NOT IN A MILLION YEARS

November 26 2010

Not In A Million Years, Force Majeure at Carriageworks, November 18-27, 2010. Main photo: Vincent Crowley and Elizabeth Ryan; right : Sarah Jayne Howard; by Lisa Tomasetti

KATE CHAMPION’S new work opens with a pas de deux so subtle, inventive and heart-stoppingly beautiful it takes your breath away and replaces oxygen with tears and wonder. Not In A Million Years was created by Champion, Roz Hervey and Geoff Cobham and the title refers to the kinds of things that can happen to a person, otherwise ordinarily going about their lives, that you wouldn’t – couldn’t – ever imagine.

So, the opening features Vincent Crowley and Elizabeth Ryan enacting the longest few minutes during which flight attendant Vesna Vulovic went from serving tea and coffee on a mundane flight across Europe to being not only the sole survivor of the terrorist bomb that exploded her plane, but also enduring the 10,000m fall back to earth. She was found, broken but alive, in snow-covered, rural Czechoslovakia and her life thereafter was same, same but different.

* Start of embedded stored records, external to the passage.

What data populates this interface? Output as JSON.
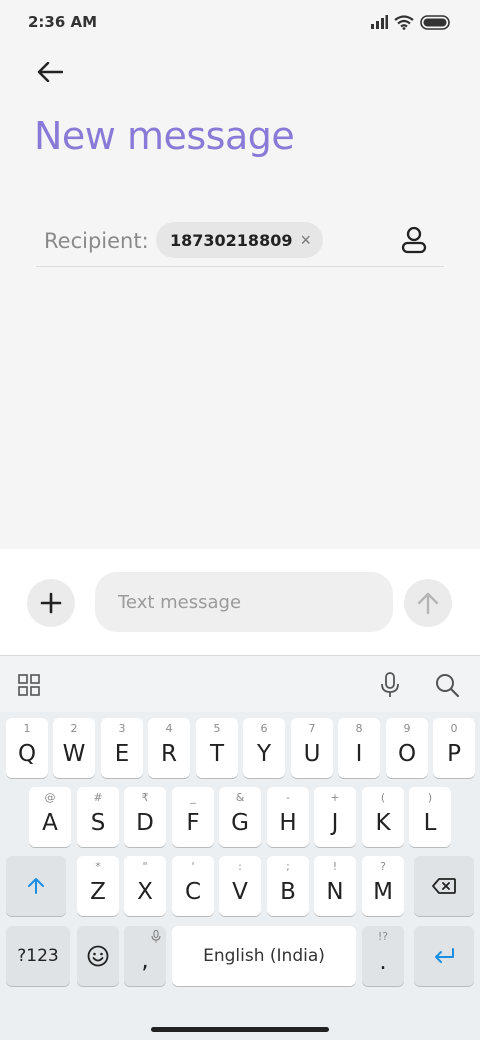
{
  "status_bar": {
    "time": "2:36 AM",
    "icons": [
      "signal-icon",
      "wifi-icon",
      "battery-icon"
    ]
  },
  "header": {
    "back_icon": "arrow-left-icon",
    "title": "New message"
  },
  "recipient": {
    "label": "Recipient:",
    "chip_value": "18730218809",
    "chip_remove": "×",
    "contact_icon": "person-icon"
  },
  "composer": {
    "add_icon": "plus-icon",
    "placeholder": "Text message",
    "value": "",
    "send_icon": "arrow-up-icon"
  },
  "keyboard": {
    "toolbar_icons": [
      "apps-grid-icon",
      "microphone-icon",
      "search-icon"
    ],
    "row1": [
      {
        "key": "Q",
        "hint": "1"
      },
      {
        "key": "W",
        "hint": "2"
      },
      {
        "key": "E",
        "hint": "3"
      },
      {
        "key": "R",
        "hint": "4"
      },
      {
        "key": "T",
        "hint": "5"
      },
      {
        "key": "Y",
        "hint": "6"
      },
      {
        "key": "U",
        "hint": "7"
      },
      {
        "key": "I",
        "hint": "8"
      },
      {
        "key": "O",
        "hint": "9"
      },
      {
        "key": "P",
        "hint": "0"
      }
    ],
    "row2": [
      {
        "key": "A",
        "hint": "@"
      },
      {
        "key": "S",
        "hint": "#"
      },
      {
        "key": "D",
        "hint": "₹"
      },
      {
        "key": "F",
        "hint": "_"
      },
      {
        "key": "G",
        "hint": "&"
      },
      {
        "key": "H",
        "hint": "-"
      },
      {
        "key": "J",
        "hint": "+"
      },
      {
        "key": "K",
        "hint": "("
      },
      {
        "key": "L",
        "hint": ")"
      }
    ],
    "row3": [
      {
        "key": "Z",
        "hint": "*"
      },
      {
        "key": "X",
        "hint": "\""
      },
      {
        "key": "C",
        "hint": "'"
      },
      {
        "key": "V",
        "hint": ":"
      },
      {
        "key": "B",
        "hint": ";"
      },
      {
        "key": "N",
        "hint": "!"
      },
      {
        "key": "M",
        "hint": "?"
      }
    ],
    "shift_icon": "shift-arrow-icon",
    "backspace_icon": "backspace-icon",
    "symbols_key": "?123",
    "emoji_icon": "emoji-icon",
    "comma_key": ",",
    "space_label": "English (India)",
    "period_key": ".",
    "period_hint": "!?",
    "enter_icon": "enter-icon",
    "accent_color": "#1a8fe3"
  }
}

Dressed in her neat blue uniform with a perky red kerchief around her throat, Ryan epitomises the way Champion’s Force Majeure company can fashion indelible images and ideas out of the apparently mundane acts and people of the everyday. In this instance the outstanding indelible image is a huge heap of white polystyrene “snow” in which the show’s creators and four dancers perform acts of alchemy. The banks and dunes of tiny white beads are formed and re-formed by the movement of the dancers, a powerful, well-aimed fan and by scoops wielded by the dancers. Each change in its contours allows the material to become something else in the eyes and imagination of the audience: the Czech winter landscape is the most obvious and immediately physical; others are far more rarefied and inspired.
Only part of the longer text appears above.